Dimension Reduction and Alleviation of Confounding for Spatial Generalized Linear Mixed Models

TL;DR

This paper introduces a new parameterization for spatial generalized linear mixed models that reduces confounding and computational complexity, improving inference for non-Gaussian spatial data like disease counts and ecological binary data.

Contribution

The authors propose a novel parameterization of SGLMMs that alleviates spatial confounding and reduces the dimension of spatial random effects, enhancing interpretability and computational efficiency.

Findings

Effective in simulated binary, count, and Gaussian datasets

Improves inference accuracy by reducing confounding effects

Speeds up computation for large spatial datasets

Abstract

Non-gaussian spatial data are very common in many disciplines. For instance, count data are common in disease mapping, and binary data are common in ecology. When fitting spatial regressions for such data, one needs to account for dependence to ensure reliable inference for the regression coefficients.
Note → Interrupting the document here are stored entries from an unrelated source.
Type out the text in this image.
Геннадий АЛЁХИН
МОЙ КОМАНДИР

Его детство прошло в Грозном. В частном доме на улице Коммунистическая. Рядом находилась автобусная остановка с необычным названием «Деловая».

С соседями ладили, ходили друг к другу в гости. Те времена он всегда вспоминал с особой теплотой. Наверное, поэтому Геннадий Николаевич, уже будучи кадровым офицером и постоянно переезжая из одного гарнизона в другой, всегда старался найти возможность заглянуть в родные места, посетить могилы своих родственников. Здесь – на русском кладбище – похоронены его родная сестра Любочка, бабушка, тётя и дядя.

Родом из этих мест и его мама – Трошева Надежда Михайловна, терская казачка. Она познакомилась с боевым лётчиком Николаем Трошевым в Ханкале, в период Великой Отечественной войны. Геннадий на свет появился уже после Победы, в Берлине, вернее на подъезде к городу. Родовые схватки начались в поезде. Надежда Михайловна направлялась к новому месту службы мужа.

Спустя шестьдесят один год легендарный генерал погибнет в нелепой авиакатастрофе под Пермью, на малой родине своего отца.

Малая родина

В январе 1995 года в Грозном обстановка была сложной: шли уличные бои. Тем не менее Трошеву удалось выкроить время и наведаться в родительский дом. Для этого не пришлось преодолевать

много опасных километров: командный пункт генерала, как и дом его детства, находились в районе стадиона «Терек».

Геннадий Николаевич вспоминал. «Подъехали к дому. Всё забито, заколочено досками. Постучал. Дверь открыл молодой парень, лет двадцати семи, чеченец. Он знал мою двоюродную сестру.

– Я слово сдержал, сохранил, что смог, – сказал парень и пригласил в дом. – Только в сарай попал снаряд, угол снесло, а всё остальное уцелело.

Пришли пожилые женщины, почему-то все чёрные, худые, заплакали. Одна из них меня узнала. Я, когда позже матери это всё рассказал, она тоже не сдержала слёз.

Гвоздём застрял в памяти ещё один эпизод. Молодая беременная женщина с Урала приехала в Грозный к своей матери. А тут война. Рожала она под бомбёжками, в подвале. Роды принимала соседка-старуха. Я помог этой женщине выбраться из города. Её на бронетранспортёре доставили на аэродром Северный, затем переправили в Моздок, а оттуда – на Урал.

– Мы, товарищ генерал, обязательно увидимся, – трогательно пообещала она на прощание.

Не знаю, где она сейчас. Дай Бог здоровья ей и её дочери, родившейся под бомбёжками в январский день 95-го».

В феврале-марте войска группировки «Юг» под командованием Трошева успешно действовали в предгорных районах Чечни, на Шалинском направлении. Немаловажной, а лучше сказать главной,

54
The spatial generalized linear mixed model (SGLMM) offers a very popular and flexible approach to modeling such data, but the SGLMM suffers from three major shortcomings: (1) uninterpretability of parameters due to spatial confounding, (2) variance inflation due to spatial confounding, and (3) high-dimensional spatial random effects that make fully Bayesian inference for such models computationally challenging. We propose a new parameterization of the SGLMM that alleviates spatial confounding and speeds computation by greatly reducing the dimension of the spatial random effects. We illustrate the application of our approach to simulated binary, count, and Gaussian spatial datasets, and to a large infant mortality dataset.